La pénurie de propane est telle pour les agriculteurs que les délais se comptent pratiquement en heures avant que des récoltes ne soient perdues, ajoute Christian Overbeek.

Or, la fin de la grève ne garantit pas que cet après-midi ou demain on sera réapprovisionnés de façon correcte et suffisante pour procéder à la continuation de nos récoltes, souligne-t-il.

Vers un réapprovisionnement complet

Dans un communiqué, l'Association québécoise du propane (AQP) affirme qu'une complexe opération de réapprovisionnement se mettra en branle dès mercredi matin.

Elle admet toutefois qu'il est difficile d'évaluer le moment exact du rétablissement complet de l'approvisionnement en propane au Québec, compte tenu des enjeux particuliers dus à la période de pointe en agriculture.

En dépit d'une certaine congestion qui est attendue à Sarnia, il est clair que la production agricole animale et les séchoirs à grains qui sont présentement en situation critique figurent en haut de la liste des priorités de l'AQP

Raymond Gouron, président de l'AQP

L'AQP estimait que chaque jour de grève au CN allait entraîner un délai de rétablissement de 3 ou 4 jours pour l'industrie.

À Québec, le ministre de l'Énergie et des Ressources naturelles, Jonatan Julien, dit plutôt croire que la situation sera de retour à la normale d'ici la fin de semaine.

Rapidement, d’ici 2, 3, 4 jours maximum, on devrait avoir le plein volume de 6 millions de litres [de propane] par jour pour répondre à tous les besoins, a-t-il déclaré en début d'après-midi.

Des quantités de propane actuellement rationnées seront immédiatement libérées pour venir en aide aux agriculteurs qui en ont le plus besoin, a-t-il ajouté.

Québec assure qu'il soutiendra les producteurs touchés

Le ministre de l'Agriculture du Québec, André Lamontagne, a également paru soulagé par la tournure des événements. Il a assuré que Québec ne laissera pas tomber les producteurs de grains touchés.

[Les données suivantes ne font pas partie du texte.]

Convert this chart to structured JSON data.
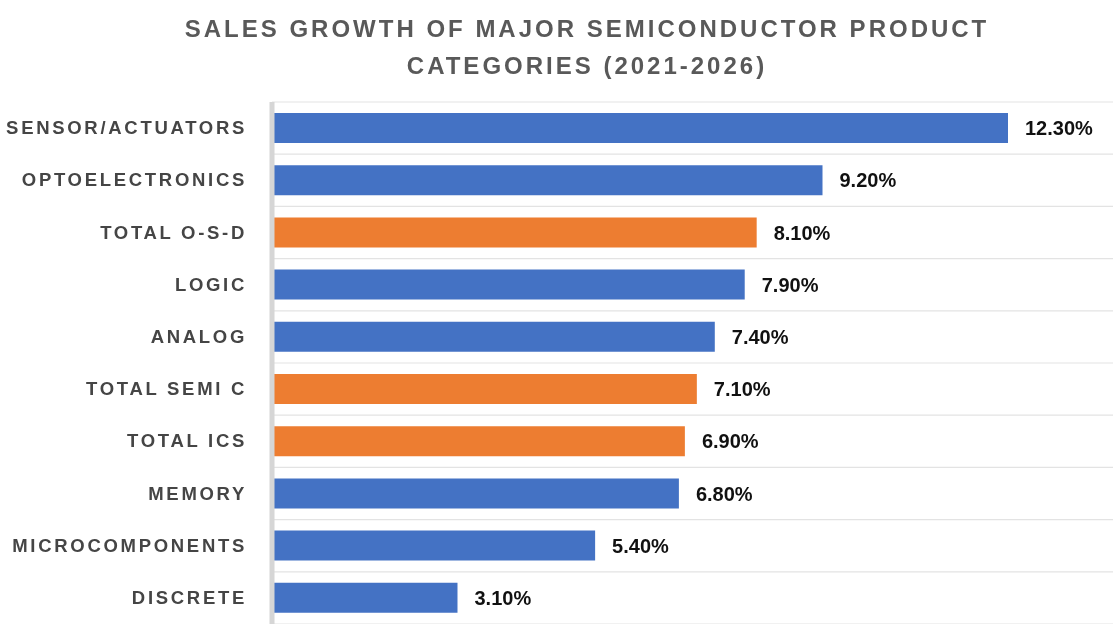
{
  "chart_data": {
    "type": "bar",
    "orientation": "horizontal",
    "title": "SALES GROWTH OF MAJOR SEMICONDUCTOR PRODUCT CATEGORIES (2021-2026)",
    "categories": [
      "SENSOR/ACTUATORS",
      "OPTOELECTRONICS",
      "TOTAL O-S-D",
      "LOGIC",
      "ANALOG",
      "TOTAL SEMI C",
      "TOTAL ICS",
      "MEMORY",
      "MICROCOMPONENTS",
      "DISCRETE"
    ],
    "values": [
      12.3,
      9.2,
      8.1,
      7.9,
      7.4,
      7.1,
      6.9,
      6.8,
      5.4,
      3.1
    ],
    "colors": [
      "#4472c4",
      "#4472c4",
      "#ed7d31",
      "#4472c4",
      "#4472c4",
      "#ed7d31",
      "#ed7d31",
      "#4472c4",
      "#4472c4",
      "#4472c4"
    ],
    "value_labels": [
      "12.30%",
      "9.20%",
      "8.10%",
      "7.90%",
      "7.40%",
      "7.10%",
      "6.90%",
      "6.80%",
      "5.40%",
      "3.10%"
    ],
    "grid": "y"
  }
}
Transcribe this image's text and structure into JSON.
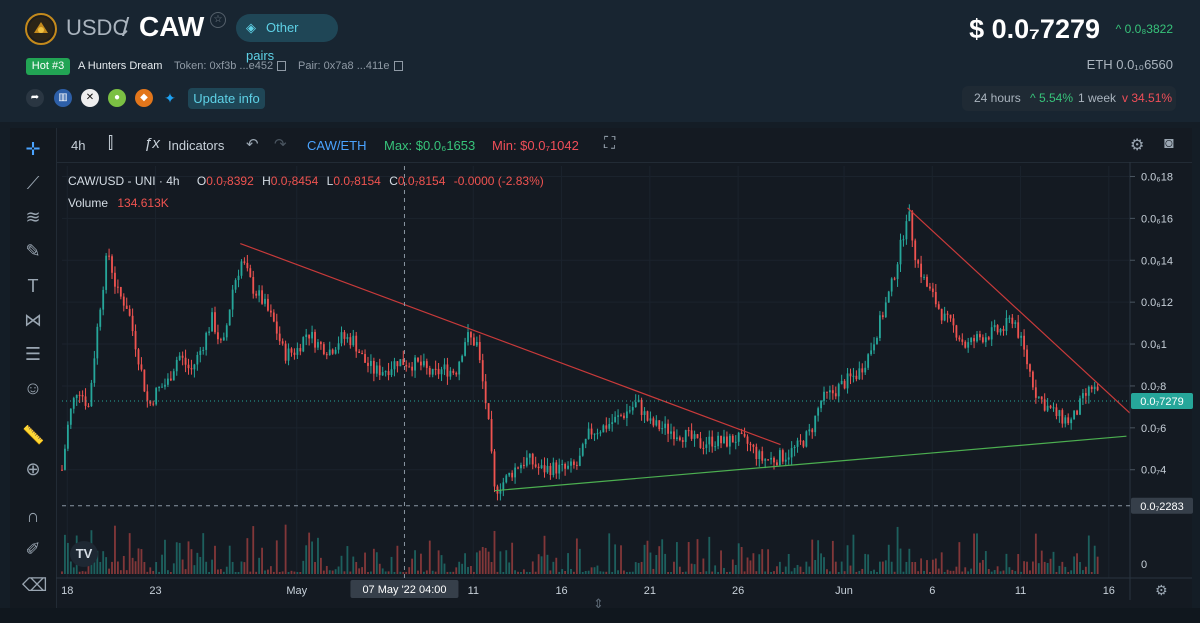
{
  "header": {
    "base": "USDC",
    "sep": "/",
    "token": "CAW",
    "other_pairs": "Other pairs",
    "price": "$ 0.0₇7279",
    "price_change": "^ 0.0₈3822",
    "hot": "Hot #3",
    "name": "A Hunters Dream",
    "token_addr": "Token: 0xf3b ...e452",
    "pair_addr": "Pair: 0x7a8 ...411e",
    "eth_price": "ETH  0.0₁₀6560",
    "update_info": "Update info",
    "range_24h_label": "24 hours",
    "range_24h": "^ 5.54%",
    "range_1w_label": "1 week",
    "range_1w": "v 34.51%"
  },
  "toolbar": {
    "interval": "4h",
    "indicators": "Indicators",
    "pair": "CAW/ETH",
    "max": "Max: $0.0₆1653",
    "min": "Min: $0.0₇1042"
  },
  "legend": {
    "symbol": "CAW/USD - UNI · 4h",
    "o_lbl": "O",
    "o": "0.0₇8392",
    "h_lbl": "H",
    "h": "0.0₇8454",
    "l_lbl": "L",
    "l": "0.0₇8154",
    "c_lbl": "C",
    "c": "0.0₇8154",
    "chg": "-0.0000 (-2.83%)",
    "volume_lbl": "Volume",
    "volume": "134.613K"
  },
  "chart_data": {
    "type": "candlestick",
    "title": "CAW/USD - UNI · 4h",
    "y_ticks": [
      "0.0₆18",
      "0.0₆16",
      "0.0₆14",
      "0.0₆12",
      "0.0₆1",
      "0.0₇8",
      "0.0₇6",
      "0.0₇4"
    ],
    "y_tick_values": [
      180,
      160,
      140,
      120,
      100,
      80,
      60,
      40
    ],
    "ylim": [
      16,
      185
    ],
    "x_ticks": [
      "18",
      "23",
      "May",
      "11",
      "16",
      "21",
      "26",
      "Jun",
      "6",
      "11",
      "16"
    ],
    "x_tick_day": [
      18,
      23,
      31,
      41,
      46,
      51,
      56,
      62,
      67,
      72,
      77
    ],
    "x_range_day": [
      17.7,
      78.2
    ],
    "crosshair_label": "07 May '22   04:00",
    "crosshair_day": 37.1,
    "crosshair_value_label": "0.0₇2283",
    "crosshair_value": 22.8,
    "last_price_label": "0.0₇7279",
    "last_price": 72.8,
    "volume_zero_label": "0",
    "series_close": [
      [
        17.7,
        40
      ],
      [
        18.1,
        65
      ],
      [
        18.6,
        80
      ],
      [
        19.2,
        70
      ],
      [
        19.8,
        115
      ],
      [
        20.3,
        145
      ],
      [
        20.8,
        125
      ],
      [
        21.4,
        118
      ],
      [
        22.0,
        95
      ],
      [
        22.6,
        70
      ],
      [
        23.1,
        78
      ],
      [
        23.7,
        82
      ],
      [
        24.3,
        95
      ],
      [
        25.0,
        87
      ],
      [
        25.6,
        98
      ],
      [
        26.2,
        112
      ],
      [
        26.8,
        97
      ],
      [
        27.4,
        128
      ],
      [
        27.9,
        140
      ],
      [
        28.5,
        127
      ],
      [
        29.1,
        120
      ],
      [
        29.7,
        110
      ],
      [
        30.3,
        95
      ],
      [
        31.0,
        97
      ],
      [
        31.6,
        106
      ],
      [
        32.2,
        100
      ],
      [
        32.9,
        97
      ],
      [
        33.5,
        103
      ],
      [
        34.2,
        102
      ],
      [
        34.8,
        92
      ],
      [
        35.4,
        87
      ],
      [
        36.1,
        88
      ],
      [
        36.7,
        92
      ],
      [
        37.3,
        91
      ],
      [
        38.0,
        90
      ],
      [
        38.7,
        85
      ],
      [
        39.3,
        88
      ],
      [
        40.0,
        87
      ],
      [
        40.6,
        104
      ],
      [
        41.2,
        100
      ],
      [
        41.8,
        67
      ],
      [
        42.2,
        30
      ],
      [
        42.8,
        35
      ],
      [
        43.5,
        42
      ],
      [
        44.1,
        45
      ],
      [
        44.8,
        40
      ],
      [
        45.5,
        41
      ],
      [
        46.2,
        40
      ],
      [
        46.9,
        42
      ],
      [
        47.6,
        58
      ],
      [
        48.3,
        60
      ],
      [
        48.9,
        63
      ],
      [
        49.6,
        67
      ],
      [
        50.3,
        72
      ],
      [
        51.0,
        62
      ],
      [
        51.7,
        60
      ],
      [
        52.4,
        58
      ],
      [
        53.1,
        56
      ],
      [
        53.8,
        52
      ],
      [
        54.5,
        54
      ],
      [
        55.2,
        53
      ],
      [
        55.9,
        55
      ],
      [
        56.6,
        52
      ],
      [
        57.3,
        45
      ],
      [
        58.0,
        45
      ],
      [
        58.7,
        47
      ],
      [
        59.4,
        51
      ],
      [
        60.1,
        58
      ],
      [
        60.7,
        73
      ],
      [
        61.4,
        77
      ],
      [
        62.1,
        82
      ],
      [
        62.8,
        86
      ],
      [
        63.4,
        95
      ],
      [
        64.1,
        112
      ],
      [
        64.7,
        128
      ],
      [
        65.3,
        150
      ],
      [
        65.6,
        165
      ],
      [
        66.1,
        140
      ],
      [
        66.6,
        129
      ],
      [
        67.2,
        120
      ],
      [
        67.7,
        112
      ],
      [
        68.3,
        107
      ],
      [
        68.9,
        99
      ],
      [
        69.6,
        103
      ],
      [
        70.3,
        105
      ],
      [
        71.0,
        107
      ],
      [
        71.6,
        113
      ],
      [
        72.2,
        96
      ],
      [
        72.9,
        76
      ],
      [
        73.5,
        70
      ],
      [
        74.2,
        65
      ],
      [
        74.9,
        63
      ],
      [
        75.5,
        73
      ],
      [
        76.1,
        80
      ],
      [
        76.5,
        73
      ]
    ],
    "lines": [
      {
        "kind": "trendline",
        "color": "#c83a3a",
        "points": [
          [
            27.8,
            148
          ],
          [
            58.4,
            52
          ]
        ]
      },
      {
        "kind": "trendline",
        "color": "#4caf50",
        "points": [
          [
            42.2,
            30
          ],
          [
            78.0,
            56
          ]
        ]
      },
      {
        "kind": "trendline",
        "color": "#c83a3a",
        "points": [
          [
            65.6,
            165
          ],
          [
            78.2,
            67
          ]
        ]
      }
    ]
  },
  "left_tools": [
    "crosshair-icon",
    "trendline-icon",
    "fib-icon",
    "brush-icon",
    "text-icon",
    "pattern-icon",
    "measure-icon",
    "smiley-icon",
    "ruler-icon",
    "zoom-icon",
    "magnet-icon",
    "lock-pencil-icon",
    "trash-icon"
  ],
  "colors": {
    "up": "#26a69a",
    "down": "#ef5350",
    "accent": "#5ed1e6",
    "green": "#37c37a",
    "red": "#f04e58"
  }
}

M. Lamontagne a fait cette déclaration juste avant une rencontre réunissant des représentants des producteurs de grains, de la Financière agricole et du ministère de l’Énergie.

On est partenaires avec les producteurs de grain dans cette situation-là. […] L’objectif c’est qu’on collabore pour apporter le meilleur soutien possible à nos producteurs de grains.

André Lamontagne, ministre de l’Agriculture du Québec

Quelques heures plus tard, le ministre a dit croire qu'il n'y aurait pas lieu d'offrir une aide supplémentaire aux producteurs touchés, étant donné les programmes déjà en place à la Financière agricole.

Normalement, avec tous les outils qu’on a, on devrait être en mesure d’apporter tout le soutien qu’on a besoin d’apporter aux producteurs de grains, a-t-il déclaré.

Il est actuellement trop tôt pour évaluer les pertes subies par des producteurs de grain, a-t-il ajouté, puisque la récolte n'est pas terminée. Un bilan sera effectué plus tard.

S'il s'avérait que les pertes sont hors normes, Québec pourrait revoir sa position. À une situation exceptionnelle, il va y avoir une réponse exceptionnelle, a-t-il résumé.

Selon lui, les producteurs de grain sont sortis bien contents de la réunion qui a eu lieu en début de journée.